Piping UNIX Commands

Piping involves directing the output of one command as input to another command. The symbol for piping is |. This allows you to chain commands together, creating powerful and flexible workflows.

Example 1: Basic Pipe between Two Commands

ls -l | grep "txt"
  • The ls -l command lists files in long format.
  • The output of ls -l is piped (|) to the grep "txt" command.
  • grep "txt" searches for lines containing the string “txt” in the output.

Example 2: Saving Output using Piping

You can also pipe the output of a UNIX command into a text file to save it. Here’s an example:

# List all files in the current directory and save the output to a text file
ls -l > file_list.txt
  • Again, the ls -l command lists files in long format.
  • The > symbol redirects the output of the command to a file.
  • file_list.txt is the name of the text file where the output will be saved.

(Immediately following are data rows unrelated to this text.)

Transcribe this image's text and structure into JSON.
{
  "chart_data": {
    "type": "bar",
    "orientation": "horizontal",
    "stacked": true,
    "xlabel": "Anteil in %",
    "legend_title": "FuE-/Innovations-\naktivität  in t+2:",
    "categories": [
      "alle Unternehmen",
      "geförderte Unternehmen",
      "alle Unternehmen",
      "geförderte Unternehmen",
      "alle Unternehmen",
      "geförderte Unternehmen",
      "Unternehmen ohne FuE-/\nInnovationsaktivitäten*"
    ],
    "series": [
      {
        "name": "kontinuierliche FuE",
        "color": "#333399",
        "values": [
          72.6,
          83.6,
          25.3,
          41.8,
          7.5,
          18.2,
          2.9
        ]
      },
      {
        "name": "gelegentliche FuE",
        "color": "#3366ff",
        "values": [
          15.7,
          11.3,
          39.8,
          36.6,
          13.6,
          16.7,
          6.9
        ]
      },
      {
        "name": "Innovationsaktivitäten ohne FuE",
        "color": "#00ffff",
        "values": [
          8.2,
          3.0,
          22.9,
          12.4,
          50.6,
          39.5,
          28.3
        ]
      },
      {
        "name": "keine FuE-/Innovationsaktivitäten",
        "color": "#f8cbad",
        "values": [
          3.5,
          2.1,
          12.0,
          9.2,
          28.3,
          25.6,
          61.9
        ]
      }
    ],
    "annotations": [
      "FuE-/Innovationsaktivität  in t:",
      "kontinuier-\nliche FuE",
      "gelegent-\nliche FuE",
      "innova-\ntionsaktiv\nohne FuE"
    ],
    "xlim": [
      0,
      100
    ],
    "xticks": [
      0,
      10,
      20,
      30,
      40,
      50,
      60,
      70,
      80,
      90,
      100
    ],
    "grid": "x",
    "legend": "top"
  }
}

After executing this command, the detailed listing of files in the current directory will be saved in the file_list.txt file.

And that’s it!

Appendix: Useful UNIX commands for your reference

Here’s a list of some important UNIX commands that can serve as a quick reference:

  • pwd: Print the current working directory.
  • ls: List files and directories in the current directory.
  • cd: Change the current working directory.
    • cd /path/to/directory: Change to the specified directory.
    • cd ..: Move up one level in the directory hierarchy.
  • mkdir: Create a new directory.
    • mkdir new_directory: Create a directory named “new_directory”.
  • cp: Copy files or directories.
    • cp file.txt /path/to/destination: Copy “file.txt” to the specified destination.
  • mv: Move or rename files or directories.
    • mv old_name new_name: Rename a file or directory.
    • mv file.txt /path/to/destination: Move “file.txt” to the specified destination.
  • rm: Remove files or directories.
    • rm file.txt: Remove “file.txt”.
    • rm -r directory: Remove a directory and its contents.
  • cat: Display the content of a file.
    • cat file.txt: Display the content of “file.txt”.
  • echo: Print text to the terminal.
    • echo "Hello, World!": Print the text “Hello, World!”.
  • man: Display the manual or help for a command.
    • man ls: Show the manual for the ls command.
  • chmod: Change file permissions.
    • chmod +x script.sh: Add execute permission to a script.
  • grep: Search for a pattern in files.
    • grep pattern file.txt: Search for “pattern” in “file.txt”.
  • ps: Display information about running processes.
    • ps aux: Show detailed information about all processes.
  • kill: Terminate a process.
    • kill process_id: Terminate the process with the specified ID.
  • nano or vim: Text editors for creating and editing files.
    • nano filename.txt: Open “filename.txt” in the Nano text editor.

These commands cover basic file and directory manipulation, text file viewing, process management, and more.